No parece que esta sea una prioridad del gobierno federal, que en documentos internos reconoce que no piensa tocar la producción de combustóleo al menos hasta 2024, cuando Andrés Manuel López Obrador acabe su mandato. Recientemente, el presidente se desplazó a Tula para anunciar su decisión de terminar la planta coquizadora, que podría servir para resolver en parte el problema de la contaminación por combustóleo. Pero esta es una promesa desde tiempos de Felipe Calderón.

Lorenzo Herrán Hernández, el hombre acostumbrado a la neblina que brota de las chimeneas y se convierte en rocío blanco sobre su coche, sus nopales y la ropa que tiende en el patio, reconoce que hubo un tiempo en el que hasta pensó en marcharse de la comunidad.

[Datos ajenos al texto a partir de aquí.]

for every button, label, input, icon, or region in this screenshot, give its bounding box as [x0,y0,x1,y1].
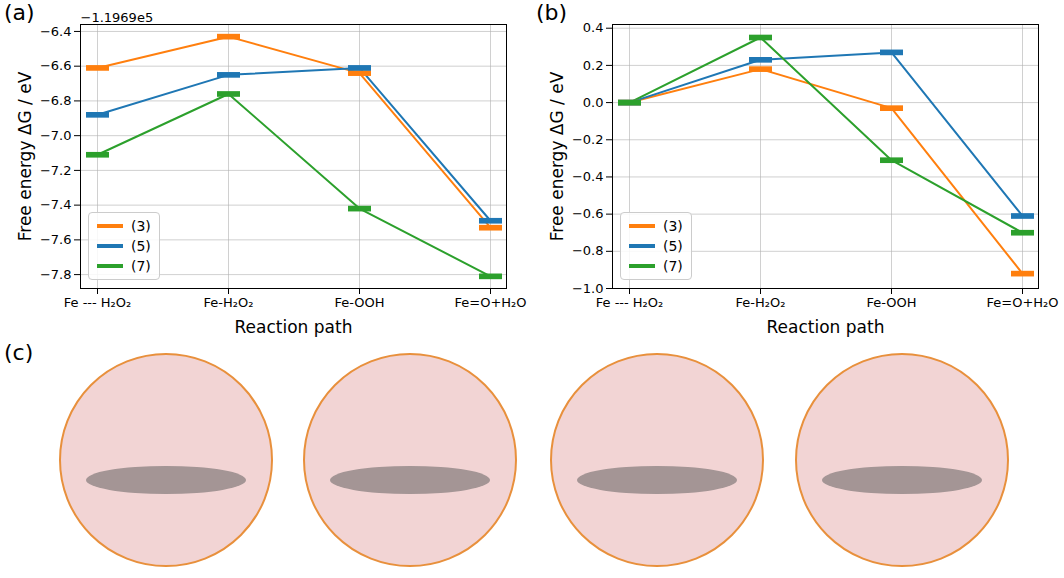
svg-text:Fe-OOH: Fe-OOH [866,295,916,310]
html-text:(7): (7) [663,258,683,274]
svg-text:−0.6: −0.6 [572,206,604,221]
svg-text:−0.2: −0.2 [572,132,604,147]
html-text:(b): (b) [536,0,568,25]
svg-text:−6.4: −6.4 [40,24,72,39]
html-text:(3): (3) [131,218,151,234]
svg-text:Free energy ΔG / eV: Free energy ΔG / eV [15,71,35,241]
svg-text:−0.4: −0.4 [572,169,604,184]
svg-text:Fe-OOH: Fe-OOH [334,295,384,310]
svg-text:−7.0: −7.0 [40,128,72,143]
svg-text:Fe --- H₂O₂: Fe --- H₂O₂ [596,295,664,310]
svg-text:−1.1969e5: −1.1969e5 [81,10,154,25]
svg-text:Fe=O+H₂O: Fe=O+H₂O [454,295,526,310]
html-text:(5): (5) [131,238,151,254]
html-text:(7): (7) [131,258,151,274]
svg-text:−7.6: −7.6 [40,232,72,247]
svg-text:Reaction path: Reaction path [235,317,353,337]
html-text:(a): (a) [4,0,35,25]
svg-text:Fe-H₂O₂: Fe-H₂O₂ [736,295,786,310]
html-text:(5): (5) [663,238,683,254]
svg-text:Fe-H₂O₂: Fe-H₂O₂ [204,295,254,310]
svg-text:Free energy ΔG / eV: Free energy ΔG / eV [547,71,567,241]
svg-text:−7.8: −7.8 [40,267,72,282]
svg-text:−7.2: −7.2 [40,163,72,178]
svg-text:Fe=O+H₂O: Fe=O+H₂O [986,295,1058,310]
svg-text:−6.6: −6.6 [40,58,72,73]
svg-text:−6.8: −6.8 [40,93,72,108]
svg-text:Reaction path: Reaction path [767,317,885,337]
html-text:(3): (3) [663,218,683,234]
svg-text:−1.0: −1.0 [572,281,604,296]
svg-text:0.4: 0.4 [583,20,604,35]
svg-text:0.0: 0.0 [583,95,604,110]
html-text:(c): (c) [4,340,34,365]
svg-text:−0.8: −0.8 [572,243,604,258]
svg-text:−7.4: −7.4 [40,197,72,212]
svg-text:0.2: 0.2 [583,58,604,73]
svg-text:Fe --- H₂O₂: Fe --- H₂O₂ [64,295,132,310]
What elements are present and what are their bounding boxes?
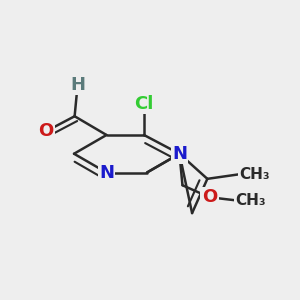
Text: H: H — [70, 76, 85, 94]
Text: CH₃: CH₃ — [235, 193, 266, 208]
Text: O: O — [38, 122, 54, 140]
Text: N: N — [172, 145, 187, 163]
Text: Cl: Cl — [134, 94, 154, 112]
Text: N: N — [99, 164, 114, 181]
Text: CH₃: CH₃ — [239, 167, 269, 182]
Text: O: O — [202, 188, 217, 206]
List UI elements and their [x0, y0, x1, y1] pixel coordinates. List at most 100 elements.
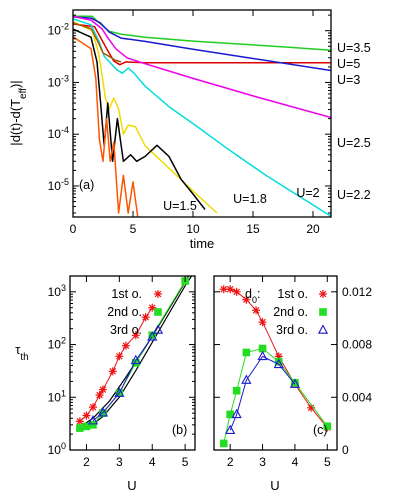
- curve-label: U=1.8: [233, 192, 267, 206]
- curve-label: U=1.5: [163, 199, 197, 213]
- x-tick-label: 3: [116, 455, 123, 469]
- series-line-u-3-5: [73, 15, 331, 51]
- star-marker: [252, 306, 261, 315]
- series-line-u-1-5: [73, 36, 139, 217]
- curve-label: U=3.5: [337, 41, 371, 55]
- star-marker: [232, 287, 241, 296]
- x-tick-label: 10: [186, 222, 200, 236]
- star-stroke: [307, 404, 315, 412]
- triangle-marker: [257, 350, 268, 361]
- panel-a-label: (a): [79, 178, 94, 192]
- x-tick-label: 3: [259, 455, 266, 469]
- star-marker: [154, 290, 162, 298]
- triangle-marker: [225, 424, 236, 434]
- x-tick-label: 4: [292, 455, 299, 469]
- y-tick-label-right: 0: [342, 443, 349, 457]
- panel-a-frame: [72, 9, 332, 218]
- star-marker: [75, 417, 84, 426]
- star-stroke: [116, 352, 123, 360]
- star-marker: [242, 295, 251, 304]
- x-tick-label: 0: [70, 222, 77, 236]
- square-marker: [148, 331, 157, 340]
- series-line-extra: [73, 22, 122, 63]
- panel-b-frame: [69, 275, 196, 451]
- square-marker: [323, 422, 332, 431]
- star-stroke: [96, 391, 103, 399]
- square-marker: [226, 410, 234, 419]
- star-marker: [131, 331, 140, 340]
- star-marker: [89, 403, 98, 412]
- panel-a-xlabel: time: [190, 236, 215, 251]
- panel-c-frame: [213, 275, 338, 451]
- panel-c-xlabel: U: [270, 478, 279, 493]
- x-tick-label: 4: [149, 455, 156, 469]
- star-stroke: [252, 306, 260, 314]
- square-marker: [291, 378, 299, 387]
- star-marker: [258, 318, 267, 327]
- series-line-u-1-8: [73, 28, 206, 210]
- curve-label: U=2.2: [337, 188, 371, 202]
- legend-label: 3rd o.: [276, 323, 308, 337]
- star-marker: [226, 285, 235, 294]
- curve-label: U=5: [337, 57, 360, 71]
- legend-label: 3rd o.: [110, 323, 142, 337]
- star-stroke: [243, 296, 250, 304]
- panel-b-series: [75, 276, 193, 432]
- x-tick-label: 5: [324, 455, 331, 469]
- series-line-u-2: [73, 20, 218, 214]
- square-marker: [242, 348, 251, 357]
- star-stroke: [89, 403, 97, 411]
- legend-title: d0:: [245, 287, 260, 305]
- square-marker: [89, 421, 97, 429]
- curve-label: U=2.5: [337, 136, 371, 150]
- star-stroke: [76, 418, 84, 425]
- star-stroke: [122, 342, 130, 350]
- star-stroke: [259, 318, 266, 326]
- legend-label: 2nd o.: [107, 305, 142, 319]
- square-marker: [232, 386, 241, 395]
- x-tick-label: 20: [306, 222, 320, 236]
- square-marker: [76, 424, 84, 432]
- star-stroke: [109, 368, 117, 375]
- triangle-marker: [97, 407, 109, 417]
- panel-c-ticks: 2 3 4 50 0.004 0.008 0.012: [214, 276, 372, 469]
- legend-label: 1st o.: [277, 287, 308, 301]
- triangle-marker: [152, 324, 164, 334]
- x-tick-label: 5: [182, 455, 189, 469]
- curve-label: U=3: [337, 73, 360, 87]
- panel-a-series: [73, 15, 331, 217]
- triangle-marker: [147, 331, 158, 341]
- triangle-marker: [273, 358, 284, 369]
- star-stroke: [83, 412, 90, 419]
- star-stroke: [148, 304, 156, 311]
- panel-b-xlabel: U: [127, 478, 136, 493]
- y-tick-label-right: 0.004: [342, 390, 372, 404]
- star-stroke: [233, 288, 240, 296]
- star-marker: [98, 385, 107, 394]
- square-marker: [154, 308, 162, 316]
- star-marker: [148, 303, 157, 312]
- triangle-marker: [130, 354, 141, 365]
- star-stroke: [220, 285, 228, 293]
- star-stroke: [226, 285, 234, 293]
- star-marker: [115, 352, 124, 361]
- series-line-u-5: [73, 23, 331, 66]
- square-marker: [82, 422, 91, 431]
- star-marker: [82, 411, 91, 420]
- square-marker: [319, 308, 327, 316]
- star-marker: [108, 367, 117, 376]
- legend-label: 1st o.: [111, 287, 142, 301]
- triangle-marker: [114, 387, 125, 397]
- triangle-marker: [317, 324, 329, 334]
- triangle-marker: [289, 378, 301, 388]
- square-marker: [274, 357, 283, 366]
- panel-c-legend: d0: 1st o. 2nd o. 3rd o.: [245, 287, 329, 337]
- x-tick-label: 2: [227, 455, 234, 469]
- legend-label: 2nd o.: [273, 305, 308, 319]
- x-tick-label: 5: [130, 222, 137, 236]
- triangle-marker: [231, 408, 242, 419]
- panel-a-curve-labels: U=3.5 U=5 U=3 U=2.5 U=2.2 U=2 U=1.8 U=1.5: [163, 41, 371, 213]
- panel-b-label: (b): [172, 423, 187, 437]
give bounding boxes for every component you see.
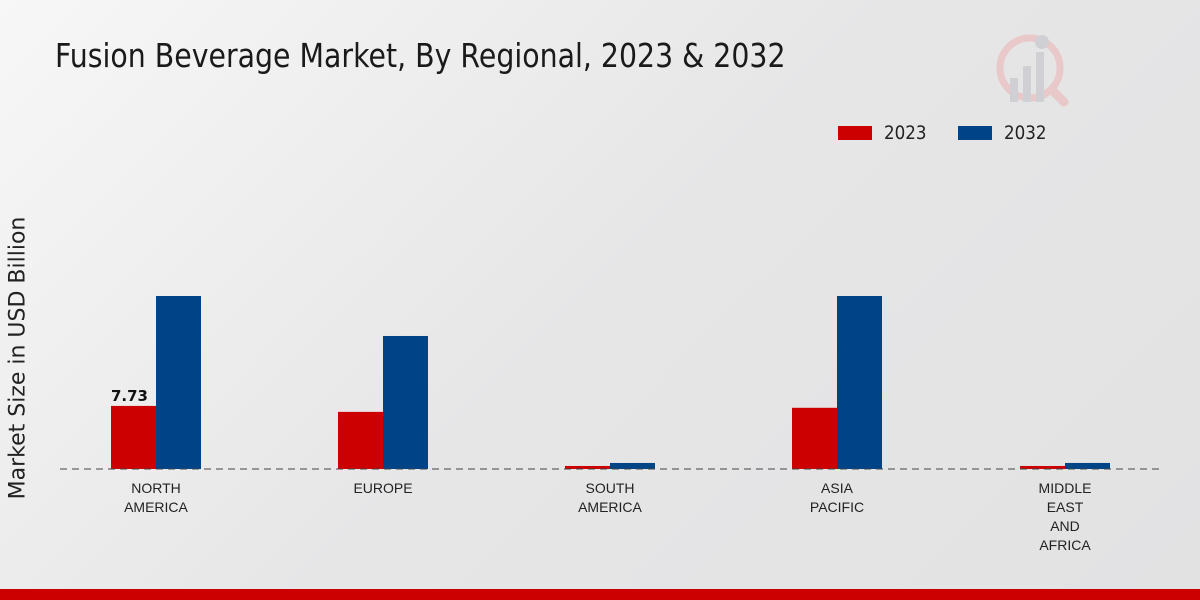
bar-2023-1 [338,411,383,469]
chart-title: Fusion Beverage Market, By Regional, 202… [55,36,786,75]
bar-2023-4 [1020,465,1065,469]
x-tick-label: AMERICA [578,499,642,515]
bar-2023-3 [792,407,837,469]
bar-2023-2 [565,465,610,469]
legend-label-2032: 2032 [1004,122,1047,144]
x-tick-label: EAST [1047,499,1084,515]
x-tick-label: AFRICA [1039,537,1091,553]
x-tick-label: AND [1050,518,1080,534]
x-tick-label: ASIA [821,480,854,496]
footer-bar [0,589,1200,600]
x-tick-label: EUROPE [353,480,412,496]
legend-item-2032: 2032 [958,122,1052,144]
bar-2032-4 [1065,462,1110,469]
legend-swatch-2032 [958,126,992,140]
bar-2032-2 [610,462,655,469]
legend-label-2023: 2023 [884,122,927,144]
x-tick-label: PACIFIC [810,499,864,515]
legend-item-2023: 2023 [838,122,932,144]
data-label: 7.73 [111,387,148,405]
bar-2032-3 [837,296,882,469]
legend-swatch-2023 [838,126,872,140]
bar-2032-1 [383,335,428,469]
x-tick-label: MIDDLE [1039,480,1092,496]
x-tick-label: SOUTH [586,480,635,496]
x-tick-label: NORTH [131,480,181,496]
bar-2032-0 [156,296,201,469]
bar-2023-0 [111,405,156,469]
x-tick-label: AMERICA [124,499,188,515]
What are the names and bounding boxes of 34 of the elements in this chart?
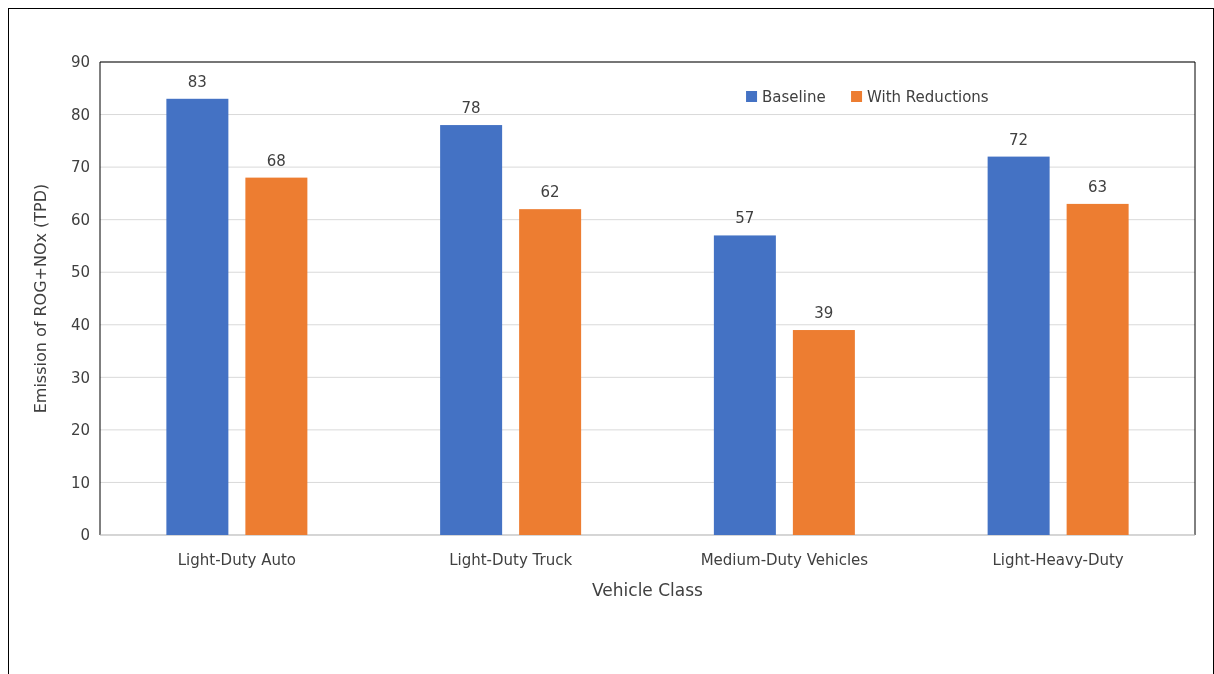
bar	[713, 235, 776, 535]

Fue hace dos décadas, cuando llegaron unos camiones pidiendo la evacuación inmediata porque temían que alguno de los ductos con gasolina que atraviesan los alrededores pudiese explotar. Recuerda el susto y recoger lo poco que pudo a toda velocidad para salir corriendo. Al final siguió aquí con toda su familia, en su pequeña casa de concreto, al frente de la tienda de frutas y verduras. Su preocupación ahora es que el Ejército deje de hacerle cateos en casa. Hidalgo es el estado con mayor actividad de huachicol, el robo de combustible, y cuenta Herrán Hernández que los militares entraron tres veces en su casa en los últimos meses. Sobre lo invisible, ese veneno que respira cada día, dice que llegados los 60 años de algo hay que morir.

* Este reportaje forma parte de Colapso, un proyecto multiplataforma de Dromómanos en colaboración con diversos medios de comunicación, entre ellos Animal Político, para entender México desde el medioambiente, los recursos naturales y la emergencia climática.